Valyn hitched his pack a little higher on his shoulders, and set off on the girl’s trail, bow in hand, with Shadow following closely behind, keeping mental track of her. In this much, at least, Valyn had an advantage over Shadow; one of the expected pastimes of young lords was hunting, and Valyn had a great deal more practice at handling his bow than Shadow had. In fact, it was a violation of rules that Shadow knew the use of weapons at all. Only fighters, gladiators, and assassins, all of them carefully conditioned and trained, with special coercions on their collars, were allowed the use or knowledge of anything other than a simple kitchen-knife. Mero’s possession of weaponry had raised no eyebrows in Cheynar’s household, since he was assumed to be an assassin/bodyguard—but in Dyran’s, it could have been punished with death.

So Valyn took the lead, in case they roused something else as formidable as whatever killed their horses. And if an arrow tipped with elf-shot couldn’t kill whatever came at them, magic certainly could.

Or so I delude myself
. Valyn had taken a look at the prints left by the thing that killed their horse, and had a fair notion of its speed. If it or another like it was lying in ambush for them, he wasn’t sure he’d have the time to get that first shot off.

But he wasn’t going to tell that to Mero. The young man was already apprehensive enough about being out in this untamed forest. Mero knew life between four walls very well; he was adept at intrigue and the ways to circumvent nearly anything. Out here, he was quite lost.

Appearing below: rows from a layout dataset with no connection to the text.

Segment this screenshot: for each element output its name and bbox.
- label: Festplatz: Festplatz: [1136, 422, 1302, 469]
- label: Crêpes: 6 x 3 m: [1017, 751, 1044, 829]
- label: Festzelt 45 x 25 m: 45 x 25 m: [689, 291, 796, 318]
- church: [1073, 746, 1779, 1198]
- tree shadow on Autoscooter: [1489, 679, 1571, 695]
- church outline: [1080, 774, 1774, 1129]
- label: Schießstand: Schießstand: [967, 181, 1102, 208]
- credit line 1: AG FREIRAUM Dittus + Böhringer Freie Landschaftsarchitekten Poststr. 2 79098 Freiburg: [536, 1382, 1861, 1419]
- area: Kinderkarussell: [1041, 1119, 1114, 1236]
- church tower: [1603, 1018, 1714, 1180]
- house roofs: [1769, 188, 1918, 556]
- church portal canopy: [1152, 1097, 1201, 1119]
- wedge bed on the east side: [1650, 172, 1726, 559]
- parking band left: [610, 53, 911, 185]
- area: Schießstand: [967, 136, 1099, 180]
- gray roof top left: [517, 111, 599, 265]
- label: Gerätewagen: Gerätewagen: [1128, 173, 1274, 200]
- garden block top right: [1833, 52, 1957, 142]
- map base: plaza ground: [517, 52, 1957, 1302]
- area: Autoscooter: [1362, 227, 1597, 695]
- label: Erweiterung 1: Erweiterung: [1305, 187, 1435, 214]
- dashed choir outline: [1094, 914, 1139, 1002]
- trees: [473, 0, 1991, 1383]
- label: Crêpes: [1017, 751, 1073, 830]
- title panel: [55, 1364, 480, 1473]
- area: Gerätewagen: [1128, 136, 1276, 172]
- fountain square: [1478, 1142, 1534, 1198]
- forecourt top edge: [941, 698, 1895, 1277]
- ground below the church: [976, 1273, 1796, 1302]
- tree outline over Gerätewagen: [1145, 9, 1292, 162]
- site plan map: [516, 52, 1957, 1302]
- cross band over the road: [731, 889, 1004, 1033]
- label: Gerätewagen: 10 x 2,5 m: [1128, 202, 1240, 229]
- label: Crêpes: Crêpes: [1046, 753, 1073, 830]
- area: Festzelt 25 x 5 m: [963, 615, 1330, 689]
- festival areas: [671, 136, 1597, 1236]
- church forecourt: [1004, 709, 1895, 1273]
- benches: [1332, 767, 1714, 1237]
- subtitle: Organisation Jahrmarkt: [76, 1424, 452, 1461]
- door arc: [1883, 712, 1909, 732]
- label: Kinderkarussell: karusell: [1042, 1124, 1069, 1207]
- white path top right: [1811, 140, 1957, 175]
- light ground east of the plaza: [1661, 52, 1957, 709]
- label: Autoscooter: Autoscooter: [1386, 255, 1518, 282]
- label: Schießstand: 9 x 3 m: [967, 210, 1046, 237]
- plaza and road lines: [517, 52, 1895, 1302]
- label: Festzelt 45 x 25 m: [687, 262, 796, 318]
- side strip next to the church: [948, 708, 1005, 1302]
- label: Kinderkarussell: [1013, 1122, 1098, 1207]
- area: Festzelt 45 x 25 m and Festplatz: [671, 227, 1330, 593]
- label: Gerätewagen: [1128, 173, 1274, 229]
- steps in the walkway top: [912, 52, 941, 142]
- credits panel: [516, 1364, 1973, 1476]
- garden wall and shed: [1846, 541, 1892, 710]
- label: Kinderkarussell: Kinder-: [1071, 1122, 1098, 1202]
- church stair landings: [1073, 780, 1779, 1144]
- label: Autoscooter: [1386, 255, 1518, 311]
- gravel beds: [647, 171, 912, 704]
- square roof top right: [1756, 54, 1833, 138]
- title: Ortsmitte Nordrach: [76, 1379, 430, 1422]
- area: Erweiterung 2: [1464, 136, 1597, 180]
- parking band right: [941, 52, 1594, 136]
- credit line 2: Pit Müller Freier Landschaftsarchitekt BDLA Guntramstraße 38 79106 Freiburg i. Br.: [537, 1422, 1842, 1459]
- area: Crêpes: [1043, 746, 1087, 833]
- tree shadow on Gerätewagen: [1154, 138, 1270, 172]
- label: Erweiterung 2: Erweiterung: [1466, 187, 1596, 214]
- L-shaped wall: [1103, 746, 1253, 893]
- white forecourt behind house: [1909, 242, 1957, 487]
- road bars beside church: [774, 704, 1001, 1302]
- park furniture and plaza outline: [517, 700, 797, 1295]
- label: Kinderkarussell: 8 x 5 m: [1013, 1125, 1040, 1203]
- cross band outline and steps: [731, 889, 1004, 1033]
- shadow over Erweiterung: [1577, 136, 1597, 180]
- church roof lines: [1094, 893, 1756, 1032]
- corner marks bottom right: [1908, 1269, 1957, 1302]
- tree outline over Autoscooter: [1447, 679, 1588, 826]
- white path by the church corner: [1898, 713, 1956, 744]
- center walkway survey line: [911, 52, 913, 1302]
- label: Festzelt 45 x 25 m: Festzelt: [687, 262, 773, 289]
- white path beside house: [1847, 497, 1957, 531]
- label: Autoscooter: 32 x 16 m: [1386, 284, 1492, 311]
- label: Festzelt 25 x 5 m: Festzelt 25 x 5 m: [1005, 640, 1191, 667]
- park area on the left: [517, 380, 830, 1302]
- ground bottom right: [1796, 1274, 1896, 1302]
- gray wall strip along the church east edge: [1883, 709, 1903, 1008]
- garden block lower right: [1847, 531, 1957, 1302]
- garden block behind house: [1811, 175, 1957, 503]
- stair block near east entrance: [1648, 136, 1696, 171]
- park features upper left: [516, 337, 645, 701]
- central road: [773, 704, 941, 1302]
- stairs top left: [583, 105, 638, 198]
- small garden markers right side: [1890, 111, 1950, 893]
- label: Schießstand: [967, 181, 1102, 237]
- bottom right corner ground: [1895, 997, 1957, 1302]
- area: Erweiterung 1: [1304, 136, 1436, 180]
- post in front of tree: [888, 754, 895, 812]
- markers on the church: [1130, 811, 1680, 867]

“How far ahead of us is she?” he asked over his shoulder. Mero was plowing doggedly through the underbrush, plainly miserable, head down and shoulders hunched.

He couldn’t help it; the cruelly logical and analytical part of him added:
And paying no attention to anything around him, just on the ground in front of him
.

“I think we can catch up with her just after dusk,” Mero said, his voice muffled and indistinct. “She’ll probably make camp about then. I doubt Cheynar will be close enough to pick up her trail until tomorrow, he’s off west and south of here, sure as anything that the goat he’s following is her.”

Valyn choked on a laugh.

“I just thought I’d tell you,” Mero continued, with just a hint of sullenness, “there isn’t anything close enough to be dangerous for—well, for a lot farther than we need to worry about. I
am
checking. I’m not as useless as you might think.”

Valyn flushed, wondering if Shadow had picked up some of his earlier thoughts. But then he remembered last night… and spoke, words he really hadn’t meant to say, but said anyway.

“That’s assuming it can’t hide its mind from you,” he retorted. “The thing last night could—or at least you didn’t know it was there until it got the horse!”

“I wasn’t looking for it!” Mero shot back resentfully, raising his head to glare at his cousin. “I’m looking now!”

“Are you willing to bet your life on being able to’see’ it?” Valyn said, after a moment of silence between them. “I’m sorry, Mero—I’m not. I’m not willing to bet my life on much of anything right now.”

More silence. Valyn glanced back over his shoulder, to see Mero plodding along, head down again. Then—

“Neither am I,” came the quiet reply.

Valyn checked the arrows in his quiver, and the tension on his bowstring. “Then let’s both do the best we can,” he suggested gently, guilty for making the point in the first place, even if it was a good one. “And let’s find this girl as quickly as we can, because she’s obviously better at this than both of us together!”